With the Global Legal Hackathon — the world’s largest-ever coordinated hackathon — less than two days away, organizers have issued a set of “Hadfield Challenges” urging participants to address one of 10 “problems worth solving” in the realms of access to justice, administration of justice, and consumer rights.
The challenges are named for the person who conceived them, University of Southern California Professor Gillian Hadfield, one of the leading proponents of reform and redesign of legal systems and author of Rules for a Flat World: Why Humans Invented Law and How to Reinvent It for a Complex Global Economy. Her extensive research examines how to make law more accessible, effective, and capable of fulfilling its role in balancing innovation, growth, and fairness.
Hackathon organizers are inviting interested participants to take on these challenges and develop solutions. Teams with particularly impressive solutions to the Hadfield Challenges will be invited to the global awards ceremony in New York on April 21.
Here are the challenges, as stated by the organizing committee:
1. Reliable ID for All
Hundreds of millions of migrants around the world lack reliable ID — so they can’t prove they have education, reliably pay bills, have work experience and good performance record. Can we build third-party systems—blockchain or not—to fix that?

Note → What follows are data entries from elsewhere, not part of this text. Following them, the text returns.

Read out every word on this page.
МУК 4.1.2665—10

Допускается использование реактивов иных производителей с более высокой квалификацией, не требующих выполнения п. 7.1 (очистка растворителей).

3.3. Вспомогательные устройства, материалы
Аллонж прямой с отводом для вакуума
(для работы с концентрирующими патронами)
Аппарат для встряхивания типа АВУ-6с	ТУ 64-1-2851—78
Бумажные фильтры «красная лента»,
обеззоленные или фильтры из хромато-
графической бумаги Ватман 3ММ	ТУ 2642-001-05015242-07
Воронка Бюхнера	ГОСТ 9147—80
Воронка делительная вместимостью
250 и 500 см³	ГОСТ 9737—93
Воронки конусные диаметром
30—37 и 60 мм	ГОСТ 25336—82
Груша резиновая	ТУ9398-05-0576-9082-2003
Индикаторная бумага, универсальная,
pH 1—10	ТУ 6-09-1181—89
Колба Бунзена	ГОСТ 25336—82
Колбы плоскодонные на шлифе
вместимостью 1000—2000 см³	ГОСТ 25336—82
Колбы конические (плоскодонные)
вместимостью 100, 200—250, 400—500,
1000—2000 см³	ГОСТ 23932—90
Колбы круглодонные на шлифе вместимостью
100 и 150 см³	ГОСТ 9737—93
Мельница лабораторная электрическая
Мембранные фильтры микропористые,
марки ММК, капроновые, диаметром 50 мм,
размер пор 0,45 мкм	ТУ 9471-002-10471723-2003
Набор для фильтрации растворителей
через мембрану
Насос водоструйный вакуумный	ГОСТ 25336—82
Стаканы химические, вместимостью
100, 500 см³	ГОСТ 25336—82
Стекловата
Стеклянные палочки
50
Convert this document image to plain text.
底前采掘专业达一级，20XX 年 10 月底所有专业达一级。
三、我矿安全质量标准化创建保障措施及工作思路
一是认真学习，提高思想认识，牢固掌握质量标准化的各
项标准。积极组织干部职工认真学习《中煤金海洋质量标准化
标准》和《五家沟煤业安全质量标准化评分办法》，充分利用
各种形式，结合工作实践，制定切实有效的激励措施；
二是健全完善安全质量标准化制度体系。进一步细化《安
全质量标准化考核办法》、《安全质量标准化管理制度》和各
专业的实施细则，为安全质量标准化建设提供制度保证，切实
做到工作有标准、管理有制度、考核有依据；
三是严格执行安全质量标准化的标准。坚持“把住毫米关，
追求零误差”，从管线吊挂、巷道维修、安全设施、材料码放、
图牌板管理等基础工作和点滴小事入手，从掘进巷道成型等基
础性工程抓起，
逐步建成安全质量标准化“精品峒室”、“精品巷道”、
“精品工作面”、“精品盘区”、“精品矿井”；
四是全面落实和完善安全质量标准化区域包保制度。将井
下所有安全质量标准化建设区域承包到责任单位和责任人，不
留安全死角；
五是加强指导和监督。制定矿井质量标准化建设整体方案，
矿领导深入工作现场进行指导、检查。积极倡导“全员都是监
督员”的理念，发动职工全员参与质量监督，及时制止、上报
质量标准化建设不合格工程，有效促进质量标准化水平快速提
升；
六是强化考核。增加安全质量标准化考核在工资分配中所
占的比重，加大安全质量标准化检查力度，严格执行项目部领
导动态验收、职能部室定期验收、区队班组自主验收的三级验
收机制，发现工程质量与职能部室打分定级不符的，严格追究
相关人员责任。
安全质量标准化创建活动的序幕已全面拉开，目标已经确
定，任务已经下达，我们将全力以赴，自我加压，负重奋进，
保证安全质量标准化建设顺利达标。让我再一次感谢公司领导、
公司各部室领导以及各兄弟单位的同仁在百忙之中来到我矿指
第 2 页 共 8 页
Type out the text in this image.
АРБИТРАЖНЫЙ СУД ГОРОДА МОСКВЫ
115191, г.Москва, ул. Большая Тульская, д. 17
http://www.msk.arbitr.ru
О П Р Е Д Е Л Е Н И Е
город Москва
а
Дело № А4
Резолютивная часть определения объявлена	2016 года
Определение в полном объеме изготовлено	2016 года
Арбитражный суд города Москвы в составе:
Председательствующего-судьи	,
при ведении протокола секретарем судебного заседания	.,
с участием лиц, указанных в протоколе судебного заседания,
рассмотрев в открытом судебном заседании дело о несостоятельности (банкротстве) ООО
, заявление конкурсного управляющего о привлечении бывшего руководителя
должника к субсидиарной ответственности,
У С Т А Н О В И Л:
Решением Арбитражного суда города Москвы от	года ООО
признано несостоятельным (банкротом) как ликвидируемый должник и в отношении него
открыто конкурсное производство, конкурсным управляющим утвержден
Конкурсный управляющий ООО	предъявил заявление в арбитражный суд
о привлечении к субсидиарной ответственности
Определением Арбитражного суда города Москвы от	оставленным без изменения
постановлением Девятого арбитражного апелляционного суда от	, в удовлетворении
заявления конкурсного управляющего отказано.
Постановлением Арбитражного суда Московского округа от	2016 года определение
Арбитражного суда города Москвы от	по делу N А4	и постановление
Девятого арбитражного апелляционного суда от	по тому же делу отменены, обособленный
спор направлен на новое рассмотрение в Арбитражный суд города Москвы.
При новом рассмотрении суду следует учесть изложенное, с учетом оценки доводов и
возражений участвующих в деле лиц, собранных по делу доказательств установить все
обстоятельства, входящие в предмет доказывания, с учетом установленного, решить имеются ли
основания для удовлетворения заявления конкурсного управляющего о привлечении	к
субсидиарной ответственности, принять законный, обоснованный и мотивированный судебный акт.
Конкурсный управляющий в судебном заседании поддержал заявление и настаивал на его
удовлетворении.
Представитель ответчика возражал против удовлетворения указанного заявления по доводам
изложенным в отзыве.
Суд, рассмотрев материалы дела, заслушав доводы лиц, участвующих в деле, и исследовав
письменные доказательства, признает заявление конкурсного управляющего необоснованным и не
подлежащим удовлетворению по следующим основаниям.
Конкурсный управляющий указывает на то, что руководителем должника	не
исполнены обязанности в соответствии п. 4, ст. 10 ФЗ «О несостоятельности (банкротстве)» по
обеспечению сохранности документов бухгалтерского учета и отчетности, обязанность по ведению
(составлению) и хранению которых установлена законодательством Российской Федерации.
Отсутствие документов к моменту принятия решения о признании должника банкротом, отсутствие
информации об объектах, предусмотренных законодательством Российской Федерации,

2. Blockchain Micro-Contracting for the World
Four billion people around the world live without basic legal infrastructure — can we build a blockchain-based global contracting platform to allow small traders in poor and developing countries to reliably participate in global supply chains?
3. Family Law for All
Disputes within families — in divorce or over inheritance — are the most common among legal problems the world over. Formal dispute resolution is either too expensive, too much conflict, or not available. Can we come up with more reasonable ways to resolve these cases in countries rich and poor?
4. Leveling the Playing Field for Low Wage Workers
When migrants, the young, or the low-skilled are denied promised wages, employment benefits or working conditions, most legal procedures don’t work for them. Are there rapid low-cost ways to guarantee big employers live up to their promises and obligations?
5. New Models of Dispute Resolution
Most formal laws don’t make a difference for most people because they are too expensive, courts are too corrupt or remote or there’s no effective enforcement authority. Can we invent platforms and dispute resolution schemes that offer real and virtual communities a way to build their own rules, backed by the most effective method humans have of ensuring people follow the rules — legitimately denying rule-breakers the benefit of the platform?
6. Tools to Understand Privacy Policies (and what they mean)
It’s great that AI can identify what terms are in a privacy policy, but can we develop tools that help people imagine what those terms might mean to them, concretely?
7. New Ways to Measure Law Student Competency
Law grads are too often “useless and overpaid” — an obsession with grade curves and GPAs in hiring may be why — can we come up with ways for law students to prove their worth besides GPA?
8. Plain Language Contracting
The average American reads at an eighth-grade level. The average online terms of service, privacy policy, and consumer contract is written at a college level or beyond. Can a third party contracting service offer a better solution that both users and businesses would buy?
9. Eliminate Marijuana Felony Records (USA)
Problems worth solving: in California, only 5,000 of the 1 million eligible to eliminate felony record for marijuana have acted. Fix that!
10. Arrest Warrant Challenge Application (USA)
A U.S. Department of Justice investigation of Ferguson, Mo., after the Michael Brown shooting found 16,000 arrest warrants in a town with a population of just 21,000 — many, easily challenged errors in tickets, notices, legal process. Why not a phone app that can diagnose based on a photo and advise steps to take?
The Global Legal Hackathon is this week, Feb. 23-25, first kicking off in Sydney, Australia, and then expanding out into some 40 host cities in 21 countries.
Teams participating in the hackathon can develop solutions directed either to a private benefit that would address the business and practice of law or a public benefit relating to good government, legal systems, and access to justice.
This blog is a media partner for the event.